Remember back in the day when Mr. Red donned a fancy mustache? Well, in 2007 that version arose from the necropolis of yesteryear’s mascots to join the others under the moniker Mr. Redlegs.
Yet something was missing. What, though, could it be? Three did not, could not, satisfy the needs of the Reds.
They looked east to New York. They saw the ponytail. And there it was. The missing piece.
So it was that in 2008 the Reds introduced Rosie Red, a female counterpart to round out the quartet. As the Dalai Llama once said as he shaved the mustache off the lip of Mr. Red in ‘68, “If your team has fewer mascots than there are Beatles, you’ll never win an NL Central Pennant.”

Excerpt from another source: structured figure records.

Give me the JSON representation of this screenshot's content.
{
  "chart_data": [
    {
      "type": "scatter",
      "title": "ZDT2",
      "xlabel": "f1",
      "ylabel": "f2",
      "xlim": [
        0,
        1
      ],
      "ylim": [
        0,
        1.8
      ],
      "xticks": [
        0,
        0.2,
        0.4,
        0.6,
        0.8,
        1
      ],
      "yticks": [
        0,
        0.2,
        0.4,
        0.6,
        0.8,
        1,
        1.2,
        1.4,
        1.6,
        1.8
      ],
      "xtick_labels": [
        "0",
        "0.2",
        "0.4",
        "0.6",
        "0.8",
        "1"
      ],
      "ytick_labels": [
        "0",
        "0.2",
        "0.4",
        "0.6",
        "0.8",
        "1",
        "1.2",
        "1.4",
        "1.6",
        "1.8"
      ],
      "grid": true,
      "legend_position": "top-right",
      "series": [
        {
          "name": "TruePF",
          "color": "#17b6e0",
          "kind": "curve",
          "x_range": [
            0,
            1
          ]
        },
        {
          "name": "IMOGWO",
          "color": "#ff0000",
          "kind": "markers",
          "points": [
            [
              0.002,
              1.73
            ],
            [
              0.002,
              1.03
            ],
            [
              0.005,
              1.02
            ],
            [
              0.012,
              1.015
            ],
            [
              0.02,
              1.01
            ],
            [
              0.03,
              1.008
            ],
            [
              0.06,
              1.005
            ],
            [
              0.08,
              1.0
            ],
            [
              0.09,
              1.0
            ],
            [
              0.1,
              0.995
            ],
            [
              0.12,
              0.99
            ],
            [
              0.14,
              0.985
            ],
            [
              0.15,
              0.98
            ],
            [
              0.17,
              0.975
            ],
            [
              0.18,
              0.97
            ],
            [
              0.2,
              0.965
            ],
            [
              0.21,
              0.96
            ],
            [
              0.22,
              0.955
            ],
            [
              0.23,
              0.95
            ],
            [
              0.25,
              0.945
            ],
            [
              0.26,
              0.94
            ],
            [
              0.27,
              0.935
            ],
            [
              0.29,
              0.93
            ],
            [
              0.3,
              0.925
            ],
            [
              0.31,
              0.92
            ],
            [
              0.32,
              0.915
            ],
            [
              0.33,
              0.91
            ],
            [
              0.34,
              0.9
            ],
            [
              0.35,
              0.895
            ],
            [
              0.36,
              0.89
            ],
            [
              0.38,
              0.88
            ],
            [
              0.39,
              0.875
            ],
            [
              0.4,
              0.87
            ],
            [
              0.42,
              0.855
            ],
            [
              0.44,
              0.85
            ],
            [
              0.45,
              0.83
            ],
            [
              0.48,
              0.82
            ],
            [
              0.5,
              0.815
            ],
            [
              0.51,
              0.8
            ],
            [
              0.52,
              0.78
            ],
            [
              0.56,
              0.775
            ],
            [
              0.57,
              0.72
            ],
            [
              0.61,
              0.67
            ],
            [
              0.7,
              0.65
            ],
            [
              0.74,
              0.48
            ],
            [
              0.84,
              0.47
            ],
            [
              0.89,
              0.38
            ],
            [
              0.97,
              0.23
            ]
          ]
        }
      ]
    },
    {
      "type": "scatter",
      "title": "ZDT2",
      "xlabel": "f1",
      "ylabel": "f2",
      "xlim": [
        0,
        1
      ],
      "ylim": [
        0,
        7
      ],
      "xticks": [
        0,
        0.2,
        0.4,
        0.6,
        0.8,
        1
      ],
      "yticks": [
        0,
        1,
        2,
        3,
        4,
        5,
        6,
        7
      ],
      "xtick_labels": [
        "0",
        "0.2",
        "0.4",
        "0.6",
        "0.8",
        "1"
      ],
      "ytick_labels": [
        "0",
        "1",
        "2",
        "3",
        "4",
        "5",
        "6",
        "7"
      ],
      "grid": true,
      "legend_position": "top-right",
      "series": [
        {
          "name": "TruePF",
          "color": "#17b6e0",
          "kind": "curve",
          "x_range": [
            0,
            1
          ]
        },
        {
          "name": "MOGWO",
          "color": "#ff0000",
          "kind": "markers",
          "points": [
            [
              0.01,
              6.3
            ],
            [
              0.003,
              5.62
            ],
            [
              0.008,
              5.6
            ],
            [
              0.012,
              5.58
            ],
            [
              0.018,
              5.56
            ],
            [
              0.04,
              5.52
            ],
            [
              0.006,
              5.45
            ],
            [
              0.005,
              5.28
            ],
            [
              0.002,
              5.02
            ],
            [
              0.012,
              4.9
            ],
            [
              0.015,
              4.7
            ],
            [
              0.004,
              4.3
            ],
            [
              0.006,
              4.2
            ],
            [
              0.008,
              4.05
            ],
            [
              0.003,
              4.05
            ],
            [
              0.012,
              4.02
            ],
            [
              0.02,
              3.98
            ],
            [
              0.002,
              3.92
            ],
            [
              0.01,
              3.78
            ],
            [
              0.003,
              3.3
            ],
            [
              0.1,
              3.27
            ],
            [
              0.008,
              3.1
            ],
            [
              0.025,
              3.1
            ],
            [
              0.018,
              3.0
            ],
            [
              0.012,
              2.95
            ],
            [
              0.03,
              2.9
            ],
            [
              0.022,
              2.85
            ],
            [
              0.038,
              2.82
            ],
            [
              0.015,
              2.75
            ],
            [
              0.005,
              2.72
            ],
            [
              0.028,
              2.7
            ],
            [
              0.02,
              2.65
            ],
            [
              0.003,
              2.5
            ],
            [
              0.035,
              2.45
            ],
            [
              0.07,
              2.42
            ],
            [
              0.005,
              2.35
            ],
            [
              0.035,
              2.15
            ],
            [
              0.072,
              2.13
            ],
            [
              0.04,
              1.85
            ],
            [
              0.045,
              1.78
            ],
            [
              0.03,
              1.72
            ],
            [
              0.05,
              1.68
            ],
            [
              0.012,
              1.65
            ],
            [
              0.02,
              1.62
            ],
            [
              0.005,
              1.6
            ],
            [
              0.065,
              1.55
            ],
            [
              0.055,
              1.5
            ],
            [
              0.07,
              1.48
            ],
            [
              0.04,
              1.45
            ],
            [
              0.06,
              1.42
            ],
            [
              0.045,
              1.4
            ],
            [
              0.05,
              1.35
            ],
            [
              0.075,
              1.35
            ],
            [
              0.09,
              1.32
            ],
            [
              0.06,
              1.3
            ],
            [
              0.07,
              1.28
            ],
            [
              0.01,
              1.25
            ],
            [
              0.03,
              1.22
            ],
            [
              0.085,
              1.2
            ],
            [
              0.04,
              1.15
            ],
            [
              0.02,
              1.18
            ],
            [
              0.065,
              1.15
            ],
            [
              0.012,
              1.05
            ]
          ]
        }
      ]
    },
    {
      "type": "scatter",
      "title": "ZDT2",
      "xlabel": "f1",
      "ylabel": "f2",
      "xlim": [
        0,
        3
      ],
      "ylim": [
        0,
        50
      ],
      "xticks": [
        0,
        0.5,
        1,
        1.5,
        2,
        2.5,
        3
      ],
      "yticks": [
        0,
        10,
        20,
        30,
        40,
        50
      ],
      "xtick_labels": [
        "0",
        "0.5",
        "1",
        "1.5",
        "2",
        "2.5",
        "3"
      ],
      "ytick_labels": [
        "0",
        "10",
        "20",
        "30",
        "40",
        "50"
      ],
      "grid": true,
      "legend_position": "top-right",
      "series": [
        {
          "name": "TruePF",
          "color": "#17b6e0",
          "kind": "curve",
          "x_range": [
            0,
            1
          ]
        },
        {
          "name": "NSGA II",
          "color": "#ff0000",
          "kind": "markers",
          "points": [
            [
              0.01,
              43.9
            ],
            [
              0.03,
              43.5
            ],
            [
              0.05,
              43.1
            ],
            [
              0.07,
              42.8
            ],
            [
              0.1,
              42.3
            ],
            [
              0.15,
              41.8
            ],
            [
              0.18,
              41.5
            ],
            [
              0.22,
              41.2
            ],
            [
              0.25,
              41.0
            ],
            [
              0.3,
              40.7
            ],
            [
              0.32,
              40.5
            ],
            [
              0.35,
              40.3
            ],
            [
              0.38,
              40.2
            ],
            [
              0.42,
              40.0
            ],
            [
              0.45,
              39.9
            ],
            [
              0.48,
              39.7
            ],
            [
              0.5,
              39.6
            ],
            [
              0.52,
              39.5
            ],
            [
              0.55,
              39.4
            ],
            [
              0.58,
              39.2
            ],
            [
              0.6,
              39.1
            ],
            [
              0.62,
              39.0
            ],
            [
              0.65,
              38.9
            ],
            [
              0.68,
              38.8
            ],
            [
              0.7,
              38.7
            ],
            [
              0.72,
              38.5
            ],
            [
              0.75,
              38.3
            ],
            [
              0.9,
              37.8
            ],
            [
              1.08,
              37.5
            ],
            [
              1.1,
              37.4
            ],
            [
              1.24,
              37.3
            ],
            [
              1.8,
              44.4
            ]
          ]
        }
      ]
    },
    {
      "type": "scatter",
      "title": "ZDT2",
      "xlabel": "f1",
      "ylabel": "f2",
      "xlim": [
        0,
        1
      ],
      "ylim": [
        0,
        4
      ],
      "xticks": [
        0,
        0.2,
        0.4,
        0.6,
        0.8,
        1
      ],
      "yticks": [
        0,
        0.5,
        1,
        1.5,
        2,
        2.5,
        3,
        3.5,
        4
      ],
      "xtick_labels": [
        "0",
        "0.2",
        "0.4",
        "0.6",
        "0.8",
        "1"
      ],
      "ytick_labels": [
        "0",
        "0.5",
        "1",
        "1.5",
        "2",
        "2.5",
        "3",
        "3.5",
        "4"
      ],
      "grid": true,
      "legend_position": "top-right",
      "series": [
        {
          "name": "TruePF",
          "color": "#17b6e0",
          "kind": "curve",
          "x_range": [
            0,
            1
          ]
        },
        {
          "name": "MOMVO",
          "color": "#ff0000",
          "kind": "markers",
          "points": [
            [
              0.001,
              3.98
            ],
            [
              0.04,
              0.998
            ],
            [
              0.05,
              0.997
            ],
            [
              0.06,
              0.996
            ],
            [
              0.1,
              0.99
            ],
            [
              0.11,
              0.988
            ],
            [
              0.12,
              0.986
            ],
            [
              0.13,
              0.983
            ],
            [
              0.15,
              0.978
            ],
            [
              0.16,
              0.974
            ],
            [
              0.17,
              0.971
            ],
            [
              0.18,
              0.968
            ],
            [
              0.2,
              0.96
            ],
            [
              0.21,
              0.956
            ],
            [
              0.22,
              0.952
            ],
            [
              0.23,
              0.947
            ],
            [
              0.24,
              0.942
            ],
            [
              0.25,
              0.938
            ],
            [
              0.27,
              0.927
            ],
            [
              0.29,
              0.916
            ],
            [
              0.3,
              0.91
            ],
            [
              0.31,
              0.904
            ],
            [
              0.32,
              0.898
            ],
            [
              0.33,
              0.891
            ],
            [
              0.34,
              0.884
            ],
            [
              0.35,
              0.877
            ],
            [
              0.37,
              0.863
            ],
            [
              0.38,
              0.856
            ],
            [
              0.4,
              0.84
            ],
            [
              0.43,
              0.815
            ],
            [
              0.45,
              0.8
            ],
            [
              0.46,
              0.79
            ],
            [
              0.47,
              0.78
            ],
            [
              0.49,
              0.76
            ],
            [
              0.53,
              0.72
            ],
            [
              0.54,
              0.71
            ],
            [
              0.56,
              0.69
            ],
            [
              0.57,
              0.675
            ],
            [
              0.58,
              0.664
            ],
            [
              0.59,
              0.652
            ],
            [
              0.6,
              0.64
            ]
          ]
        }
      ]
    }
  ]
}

From Mr. Reds’ ties to the assassination of Archduke Franz Ferdinand to Gapper’s ghost-writing of the Twilight saga, the history of Cincinnati’s mascots is long and storied, and is well worth diving into. Of course, nothing tops when the Phillie Phanatic marched across Europe and killed Adolf Hitler to end WWII and secure democracy and freedom for the western world, or when he discovered that Gritty is DB Cooper. Still, over the last century the legacy of the Reds’ mascots have entertained tens of people, and for that we are grateful.
(To our friends in Cincinnati – we love you and all your mascots!)